Sometimes the best committee is the one that doesn’t meet at all. That was the case at the CRC Synod when they turned down a recommendation
That synod appoint a study committee to explore and define “confession” in the CRCNA context as it applies to the standards of unity of the CRCNA and report to Synod 2015.
There was an understandable rationale for this. For the past three years the denomination has wrestled with the question of what sort of status it should accord the Belhar Confession, and in the process of that discussion it became quite clear that the sticking point was the notion of “confession.” More importantly, it was also clear that laity and members alike were unsure as to the weight they wanted to give to the notion of confession. So who can blame them for maybe picking it up again.
However, some things are better left undone.

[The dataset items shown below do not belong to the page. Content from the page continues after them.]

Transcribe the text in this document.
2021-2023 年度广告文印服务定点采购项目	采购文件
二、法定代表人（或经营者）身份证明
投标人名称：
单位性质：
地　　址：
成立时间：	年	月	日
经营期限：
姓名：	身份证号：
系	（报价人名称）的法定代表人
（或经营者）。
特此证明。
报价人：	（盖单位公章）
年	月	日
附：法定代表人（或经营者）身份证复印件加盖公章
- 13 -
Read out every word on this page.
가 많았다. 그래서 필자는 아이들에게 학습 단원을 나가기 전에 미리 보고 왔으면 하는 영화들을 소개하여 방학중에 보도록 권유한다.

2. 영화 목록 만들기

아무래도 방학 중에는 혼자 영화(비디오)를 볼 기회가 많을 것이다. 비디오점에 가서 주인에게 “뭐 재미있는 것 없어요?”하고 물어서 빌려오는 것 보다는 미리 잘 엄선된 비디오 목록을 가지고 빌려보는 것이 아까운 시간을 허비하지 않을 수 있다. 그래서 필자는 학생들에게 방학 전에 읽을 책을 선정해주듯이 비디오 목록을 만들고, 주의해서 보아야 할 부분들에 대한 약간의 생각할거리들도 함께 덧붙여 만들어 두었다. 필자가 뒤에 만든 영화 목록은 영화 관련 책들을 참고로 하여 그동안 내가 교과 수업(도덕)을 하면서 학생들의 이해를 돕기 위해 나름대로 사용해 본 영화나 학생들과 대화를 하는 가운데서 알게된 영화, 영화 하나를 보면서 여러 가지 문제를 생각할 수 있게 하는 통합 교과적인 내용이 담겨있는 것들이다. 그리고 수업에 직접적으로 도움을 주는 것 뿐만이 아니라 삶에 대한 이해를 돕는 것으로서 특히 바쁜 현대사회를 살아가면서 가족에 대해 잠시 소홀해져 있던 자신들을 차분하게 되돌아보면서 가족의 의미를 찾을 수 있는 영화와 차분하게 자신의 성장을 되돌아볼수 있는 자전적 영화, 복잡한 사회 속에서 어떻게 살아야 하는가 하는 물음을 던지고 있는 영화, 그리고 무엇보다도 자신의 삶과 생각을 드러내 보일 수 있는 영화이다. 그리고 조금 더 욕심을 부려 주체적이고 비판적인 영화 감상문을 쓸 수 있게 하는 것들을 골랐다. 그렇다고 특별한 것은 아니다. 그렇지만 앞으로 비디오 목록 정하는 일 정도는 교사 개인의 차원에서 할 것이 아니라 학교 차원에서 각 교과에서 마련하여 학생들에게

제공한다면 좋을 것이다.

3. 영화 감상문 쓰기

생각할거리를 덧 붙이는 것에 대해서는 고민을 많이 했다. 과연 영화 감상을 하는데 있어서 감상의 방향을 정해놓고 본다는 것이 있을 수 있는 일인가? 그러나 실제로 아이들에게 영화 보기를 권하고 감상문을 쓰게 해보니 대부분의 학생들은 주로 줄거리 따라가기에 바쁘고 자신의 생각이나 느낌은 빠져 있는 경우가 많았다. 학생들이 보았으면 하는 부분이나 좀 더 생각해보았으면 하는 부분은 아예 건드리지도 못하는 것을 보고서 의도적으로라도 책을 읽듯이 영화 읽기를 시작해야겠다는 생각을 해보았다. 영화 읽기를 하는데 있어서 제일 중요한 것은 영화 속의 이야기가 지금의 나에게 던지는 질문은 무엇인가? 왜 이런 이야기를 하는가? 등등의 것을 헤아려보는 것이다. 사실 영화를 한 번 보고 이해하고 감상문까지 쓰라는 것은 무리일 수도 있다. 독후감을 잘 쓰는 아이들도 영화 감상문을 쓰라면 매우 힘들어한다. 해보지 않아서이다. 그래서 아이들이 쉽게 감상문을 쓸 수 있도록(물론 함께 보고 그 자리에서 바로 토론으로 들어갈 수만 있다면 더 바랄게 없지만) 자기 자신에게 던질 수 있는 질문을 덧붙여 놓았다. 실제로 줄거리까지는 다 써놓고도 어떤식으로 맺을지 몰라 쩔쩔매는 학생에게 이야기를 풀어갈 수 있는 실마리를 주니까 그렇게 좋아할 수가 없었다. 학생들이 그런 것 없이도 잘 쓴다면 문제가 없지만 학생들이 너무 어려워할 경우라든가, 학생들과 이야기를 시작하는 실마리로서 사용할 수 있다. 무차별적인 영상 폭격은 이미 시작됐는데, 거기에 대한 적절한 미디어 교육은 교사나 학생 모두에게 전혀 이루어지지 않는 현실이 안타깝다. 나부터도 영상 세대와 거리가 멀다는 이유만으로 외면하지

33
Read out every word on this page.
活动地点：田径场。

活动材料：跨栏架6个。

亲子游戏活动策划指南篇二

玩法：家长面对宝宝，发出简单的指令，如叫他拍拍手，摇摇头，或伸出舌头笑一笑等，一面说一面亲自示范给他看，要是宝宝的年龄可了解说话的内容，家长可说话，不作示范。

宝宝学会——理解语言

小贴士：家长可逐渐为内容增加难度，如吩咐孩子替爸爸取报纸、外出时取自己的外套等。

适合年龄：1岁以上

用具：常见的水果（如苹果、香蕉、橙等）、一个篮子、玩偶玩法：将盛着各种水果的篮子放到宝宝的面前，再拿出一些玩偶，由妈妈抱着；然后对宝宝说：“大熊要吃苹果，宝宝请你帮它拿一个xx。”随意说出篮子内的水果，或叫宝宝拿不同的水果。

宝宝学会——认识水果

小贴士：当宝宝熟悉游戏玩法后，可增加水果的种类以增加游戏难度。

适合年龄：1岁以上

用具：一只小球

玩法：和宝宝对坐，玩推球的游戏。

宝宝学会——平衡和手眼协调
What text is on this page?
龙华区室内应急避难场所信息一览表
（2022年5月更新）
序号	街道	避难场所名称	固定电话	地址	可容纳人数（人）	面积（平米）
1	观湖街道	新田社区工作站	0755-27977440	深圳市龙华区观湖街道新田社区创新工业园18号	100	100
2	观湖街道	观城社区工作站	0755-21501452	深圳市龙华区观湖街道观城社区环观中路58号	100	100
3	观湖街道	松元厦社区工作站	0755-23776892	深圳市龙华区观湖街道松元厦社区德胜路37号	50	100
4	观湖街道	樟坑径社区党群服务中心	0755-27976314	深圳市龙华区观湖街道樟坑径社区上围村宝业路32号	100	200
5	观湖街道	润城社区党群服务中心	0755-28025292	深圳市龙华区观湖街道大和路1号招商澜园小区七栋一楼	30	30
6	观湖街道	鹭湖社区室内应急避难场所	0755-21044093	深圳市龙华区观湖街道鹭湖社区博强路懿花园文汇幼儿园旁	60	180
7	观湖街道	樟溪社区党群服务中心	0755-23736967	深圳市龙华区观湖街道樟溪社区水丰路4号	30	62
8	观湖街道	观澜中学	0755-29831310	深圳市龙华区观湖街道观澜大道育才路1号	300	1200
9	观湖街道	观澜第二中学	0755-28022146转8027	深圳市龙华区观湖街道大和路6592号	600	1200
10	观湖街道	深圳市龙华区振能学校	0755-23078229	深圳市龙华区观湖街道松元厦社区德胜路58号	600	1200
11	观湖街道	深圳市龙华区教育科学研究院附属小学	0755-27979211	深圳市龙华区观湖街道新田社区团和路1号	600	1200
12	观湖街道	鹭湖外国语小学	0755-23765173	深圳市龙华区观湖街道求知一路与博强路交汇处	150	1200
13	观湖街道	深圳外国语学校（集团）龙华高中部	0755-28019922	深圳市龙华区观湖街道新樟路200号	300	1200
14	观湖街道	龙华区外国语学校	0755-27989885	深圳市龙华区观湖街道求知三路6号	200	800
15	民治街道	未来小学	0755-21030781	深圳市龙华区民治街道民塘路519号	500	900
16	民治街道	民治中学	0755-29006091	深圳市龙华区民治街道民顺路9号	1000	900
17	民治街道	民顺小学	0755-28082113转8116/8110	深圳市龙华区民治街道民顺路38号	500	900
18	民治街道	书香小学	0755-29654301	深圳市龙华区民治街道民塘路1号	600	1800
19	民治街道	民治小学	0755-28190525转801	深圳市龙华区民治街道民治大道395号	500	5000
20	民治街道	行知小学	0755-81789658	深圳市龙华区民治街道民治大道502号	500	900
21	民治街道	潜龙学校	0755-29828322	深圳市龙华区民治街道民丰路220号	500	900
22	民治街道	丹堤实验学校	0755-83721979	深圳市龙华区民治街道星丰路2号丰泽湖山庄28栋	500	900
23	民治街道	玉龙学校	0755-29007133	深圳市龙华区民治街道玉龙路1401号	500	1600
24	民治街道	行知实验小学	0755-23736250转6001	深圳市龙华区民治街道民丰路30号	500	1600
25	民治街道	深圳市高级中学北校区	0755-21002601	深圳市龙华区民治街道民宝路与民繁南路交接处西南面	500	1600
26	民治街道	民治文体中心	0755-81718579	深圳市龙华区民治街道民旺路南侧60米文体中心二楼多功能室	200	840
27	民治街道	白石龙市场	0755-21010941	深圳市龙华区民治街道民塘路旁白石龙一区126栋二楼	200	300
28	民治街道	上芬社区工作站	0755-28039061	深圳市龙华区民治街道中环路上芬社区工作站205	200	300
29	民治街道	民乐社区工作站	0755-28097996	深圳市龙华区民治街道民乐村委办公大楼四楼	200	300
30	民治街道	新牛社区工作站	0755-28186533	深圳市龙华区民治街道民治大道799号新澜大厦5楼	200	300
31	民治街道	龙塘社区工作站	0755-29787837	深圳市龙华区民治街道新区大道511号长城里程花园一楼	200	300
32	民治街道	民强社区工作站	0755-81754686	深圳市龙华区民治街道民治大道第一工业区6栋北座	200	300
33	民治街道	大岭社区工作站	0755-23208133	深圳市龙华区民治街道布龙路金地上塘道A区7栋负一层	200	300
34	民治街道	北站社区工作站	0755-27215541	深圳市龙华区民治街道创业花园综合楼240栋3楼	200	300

By picking up the notion of defining the confession the church begins to sanction a movement away from using confessions. After all the process of definition would mean that in some sense the confession is subject to Synod, that it is legislated rather than constitutional.
At a deeper level, a confession arises from a common mind, a common p ractice. That’s why there could come a day when Belhar attains that role. but without a common mind already in place, any study committee action would only be a lessening of the force of Confession.
No one intends this consequence, yet history is littered with meetings to consider something akin to revision only to find that they have launched a revolution. Unintended consequences abound. And that was a bullet worth dodging.